Można by też długo wymieniać obrazy, do których ta twórczość inspirowała późniejszych artystów. Wystawa „Kafka – przełamywanie granic” jest tego kapitalnym świadectwem. I dowodem, że Kafka wcale nam nie spowszedniał. Ani też nie zmienił się, jak tylu innych przed nim i po nim, w zmurszałego klasyka, którego czyta się jedynie z przymusu, w szkołach. Historia pokazuje zresztą, że fascynacja życiem i twórczością autora „Procesu” rośnie – i można to wykazać z dużą dokładnością – w czasach przełomów, kryzysów, napięć. A przełomy, kryzysy i napięcia naznaczają prawie wszystkie dziedziny współczesnego życia, w Polsce i na świecie. W skali, jakiej nie doświadczyliśmy od drugiej wojny światowej. Kafkometr ponownie drgnął, bardzo mocno.

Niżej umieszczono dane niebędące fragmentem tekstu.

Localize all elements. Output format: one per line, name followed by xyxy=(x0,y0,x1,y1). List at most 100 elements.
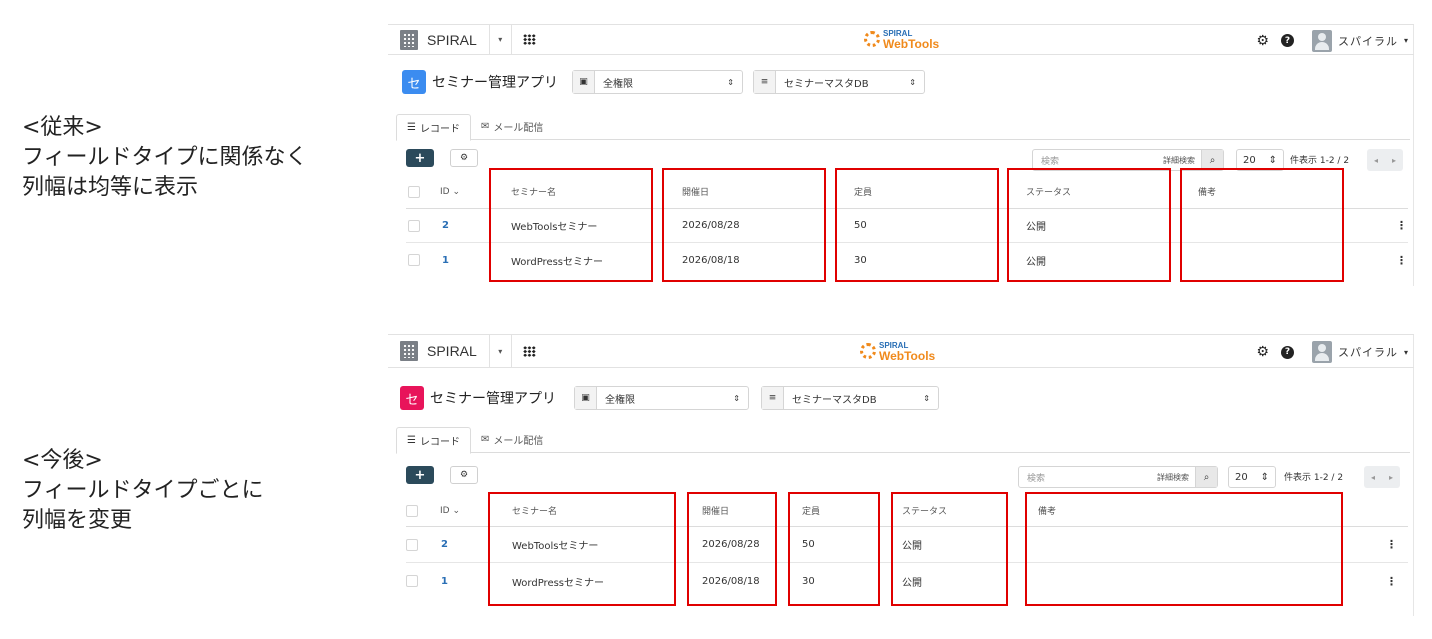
row-menu-icon[interactable]: ⋮ xyxy=(1396,209,1407,242)
highlight-column-note xyxy=(1025,492,1343,606)
database-icon: ≡ xyxy=(754,71,776,93)
envelope-icon: ✉ xyxy=(480,121,490,132)
record-id-link[interactable]: 2 xyxy=(441,527,448,562)
row-checkbox[interactable] xyxy=(408,254,420,266)
building-icon xyxy=(400,29,418,50)
id-card-icon: ▣ xyxy=(573,71,595,93)
permission-select-value: 全権限 xyxy=(603,78,633,90)
per-page-select[interactable]: 20 ⇕ xyxy=(1228,466,1276,488)
webtools-logo: SPIRAL WebTools xyxy=(864,29,940,51)
top-navbar: SPIRAL ▾ SPIRAL WebTools ⚙ ? スパイラル ▾ xyxy=(388,334,1414,368)
db-select-value: セミナーマスタDB xyxy=(784,78,869,90)
record-id-link[interactable]: 1 xyxy=(442,243,449,277)
row-menu-icon[interactable]: ⋮ xyxy=(1386,527,1397,562)
user-name: スパイラル xyxy=(1337,34,1398,48)
top-navbar: SPIRAL ▾ SPIRAL WebTools ⚙ ? スパイラル ▾ xyxy=(388,24,1414,55)
search-icon: ⌕ xyxy=(1209,154,1216,166)
chevron-down-icon: ⌄ xyxy=(452,505,461,516)
help-icon[interactable]: ? xyxy=(1280,345,1294,359)
permission-select[interactable]: ▣ 全権限 ⇕ xyxy=(572,70,743,94)
brand-dropdown-button[interactable]: ▾ xyxy=(488,24,511,55)
search-button[interactable]: ⌕ xyxy=(1195,467,1217,487)
id-card-icon: ▣ xyxy=(575,387,597,409)
settings-cogs-icon[interactable]: ⚙ xyxy=(1256,33,1269,49)
next-page-icon[interactable]: ▸ xyxy=(1389,473,1393,482)
screenshot-after: SPIRAL ▾ SPIRAL WebTools ⚙ ? スパイラル ▾ セ セミ… xyxy=(388,334,1414,616)
row-menu-icon[interactable]: ⋮ xyxy=(1396,243,1407,277)
caption-before-title: <従来> xyxy=(22,115,103,140)
caret-down-icon: ▾ xyxy=(498,346,503,356)
db-select[interactable]: ≡ セミナーマスタDB ⇕ xyxy=(753,70,925,94)
pagination[interactable]: ◂ ▸ xyxy=(1367,149,1403,171)
per-page-value: 20 xyxy=(1243,154,1256,166)
select-all-checkbox[interactable] xyxy=(408,185,420,198)
record-count: 件表示 1-2 / 2 xyxy=(1284,473,1344,483)
row-checkbox[interactable] xyxy=(406,575,418,587)
search-icon: ⌕ xyxy=(1203,471,1210,483)
select-all-checkbox[interactable] xyxy=(406,504,418,517)
building-icon xyxy=(400,341,418,361)
grid-icon xyxy=(522,34,536,45)
gear-logo-icon xyxy=(860,343,876,359)
pagination[interactable]: ◂ ▸ xyxy=(1364,466,1400,488)
highlight-column-status xyxy=(1007,168,1171,282)
app-title: セミナー管理アプリ xyxy=(432,75,558,91)
tab-records[interactable]: ☰ レコード xyxy=(396,427,471,454)
caret-down-icon: ▾ xyxy=(1403,36,1408,45)
search-input[interactable]: 検索 xyxy=(1033,154,1163,167)
apps-menu-button[interactable] xyxy=(510,24,547,55)
permission-select[interactable]: ▣ 全権限 ⇕ xyxy=(574,386,749,410)
list-icon: ☰ xyxy=(407,435,416,446)
add-record-button[interactable]: + xyxy=(406,149,434,167)
caption-before: <従来> フィールドタイプに関係なく 列幅は均等に表示 xyxy=(22,113,308,203)
apps-menu-button[interactable] xyxy=(510,334,547,368)
brand-dropdown-button[interactable]: ▾ xyxy=(488,334,511,368)
permission-select-value: 全権限 xyxy=(605,394,635,406)
toolbar: + ⚙ 検索 詳細検索 ⌕ 20 ⇕ 件表示 1-2 / 2 ◂ ▸ xyxy=(406,149,1408,171)
settings-cogs-icon[interactable]: ⚙ xyxy=(1256,344,1269,360)
advanced-search-link[interactable]: 詳細検索 xyxy=(1163,155,1201,166)
row-menu-icon[interactable]: ⋮ xyxy=(1386,563,1397,599)
brand-name[interactable]: SPIRAL xyxy=(427,32,477,48)
db-select[interactable]: ≡ セミナーマスタDB ⇕ xyxy=(761,386,939,410)
table-settings-button[interactable]: ⚙ xyxy=(450,466,478,484)
database-icon: ≡ xyxy=(762,387,784,409)
prev-page-icon[interactable]: ◂ xyxy=(1371,473,1375,482)
app-title: セミナー管理アプリ xyxy=(430,391,556,407)
record-id-link[interactable]: 2 xyxy=(442,209,449,242)
logo-line2: WebTools xyxy=(883,37,940,51)
select-arrows-icon: ⇕ xyxy=(733,393,740,403)
table-settings-button[interactable]: ⚙ xyxy=(450,149,478,167)
column-header-id[interactable]: ID ⌄ xyxy=(440,495,460,526)
grid-icon xyxy=(522,345,536,357)
help-icon[interactable]: ? xyxy=(1280,34,1294,47)
next-page-icon[interactable]: ▸ xyxy=(1392,156,1396,165)
user-menu[interactable]: スパイラル ▾ xyxy=(1306,29,1408,52)
column-header-id[interactable]: ID ⌄ xyxy=(440,175,460,208)
search-button[interactable]: ⌕ xyxy=(1201,150,1223,170)
row-checkbox[interactable] xyxy=(406,538,418,551)
row-checkbox[interactable] xyxy=(408,219,420,232)
highlight-column-date xyxy=(662,168,826,282)
caret-down-icon: ▾ xyxy=(498,35,503,44)
app-icon: セ xyxy=(400,386,424,410)
record-id-link[interactable]: 1 xyxy=(441,563,448,599)
prev-page-icon[interactable]: ◂ xyxy=(1374,156,1378,165)
webtools-logo: SPIRAL WebTools xyxy=(860,341,935,362)
select-arrows-icon: ⇕ xyxy=(909,77,916,87)
advanced-search-link[interactable]: 詳細検索 xyxy=(1157,472,1195,483)
tab-mail[interactable]: ✉ メール配信 xyxy=(471,114,553,139)
brand-name[interactable]: SPIRAL xyxy=(427,343,477,359)
caption-before-line2: 列幅は均等に表示 xyxy=(22,175,199,200)
app-header: セ セミナー管理アプリ ▣ 全権限 ⇕ ≡ セミナーマスタDB ⇕ xyxy=(400,386,939,410)
search-input[interactable]: 検索 xyxy=(1019,471,1157,484)
caption-before-line1: フィールドタイプに関係なく xyxy=(22,145,308,170)
screenshot-before: SPIRAL ▾ SPIRAL WebTools ⚙ ? スパイラル ▾ セ セミ… xyxy=(388,24,1414,286)
highlight-column-name xyxy=(489,168,653,282)
add-record-button[interactable]: + xyxy=(406,466,434,484)
tab-records[interactable]: ☰ レコード xyxy=(396,114,471,141)
chevron-down-icon: ⌄ xyxy=(452,186,461,197)
app-header: セ セミナー管理アプリ ▣ 全権限 ⇕ ≡ セミナーマスタDB ⇕ xyxy=(402,70,925,94)
tab-mail[interactable]: ✉ メール配信 xyxy=(471,427,553,452)
user-menu[interactable]: スパイラル ▾ xyxy=(1306,341,1408,363)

Jednak projekt „Kafka – przełamywanie granic” jest niezwykle ważny z innego również powodu. Granicę przekracza się tu bowiem nie tylko między słowem a obrazem, lecz także między językami „wielkimi” a „małymi”. Istotny element projektu to przekłady aforystycznych zapisków Kafki na języki lokalne (śląski, kaszubski) oraz gwary (poznańską i lwowską). Spotkałem się z opinią, że takie tłumaczenia nie mają większego sensu, ponieważ ani języki lokalne, ani też gwary nie są dostatecznie rozwinięte, by udźwignąć całą złożoność i bogactwo oryginału. Nie zgadzam się. Z prostej przyczyny: Kafka, owszem, pisał swoje utwory w „wielkim” języku niemieckim, lecz była to niemczyzna żydowskiej mniejszości zamieszkującej Pragę, miasto zdominowane już wtedy przez język czeski. A więc niemczyzna w pewien szczególny sposób „wyspiarska”, okrojona z subtelności stylistycznych, leksykalnych i gramatycznych, tak charakterystycznych dla wysoko rozwiniętych języków europejskich, posiadających długą tradycję naturalnego rozwoju. Niemczyzna Kafki? Językowo frapująca, lecz niezbyt wyszukana. Upstrzona regionalizmami i naleciałościami z czeskiego. Niewolna od prostych błędów, które starano się wyeliminować w wydaniach pośmiertnych. Krótko mówiąc, niemczyzna „mała”, bo niemczyzna „małego” narodu: żydowskiej mniejszości w Pradze przełomu dziewiętnastego i dwudziestego wieku. Skoro tak „kaleka” niemczyzna jak Kafki mogła udźwignąć arcydzieła w rodzaju „Przemiany”, „Procesu” czy „Zamku”, to dlaczego odmawiać tej siły językowi śląskiemu lub gwarze poznańskiej? Zadaniem tłumacza nie jest tylko utrwalanie aktualnego stanu własnego języka, lecz także wprawianie go w ruch za sprawą języka obcego. Zresztą Kafka sam żywo interesował się tą kwestią. Z grudnia 1911 roku pochodzą ciekawe zapiski dziennikowe, poświęcone zagadnieniu literatur „małych”. Znajdziemy pośród nich stwierdzenie zwięzłe, piękne, mądre: „Pamięć małego narodu nie jest mniejsza od pamięci dużego”. Z kolei w styczniu 1922 roku Kafka definiuje literaturę jako „natarcie na granice”.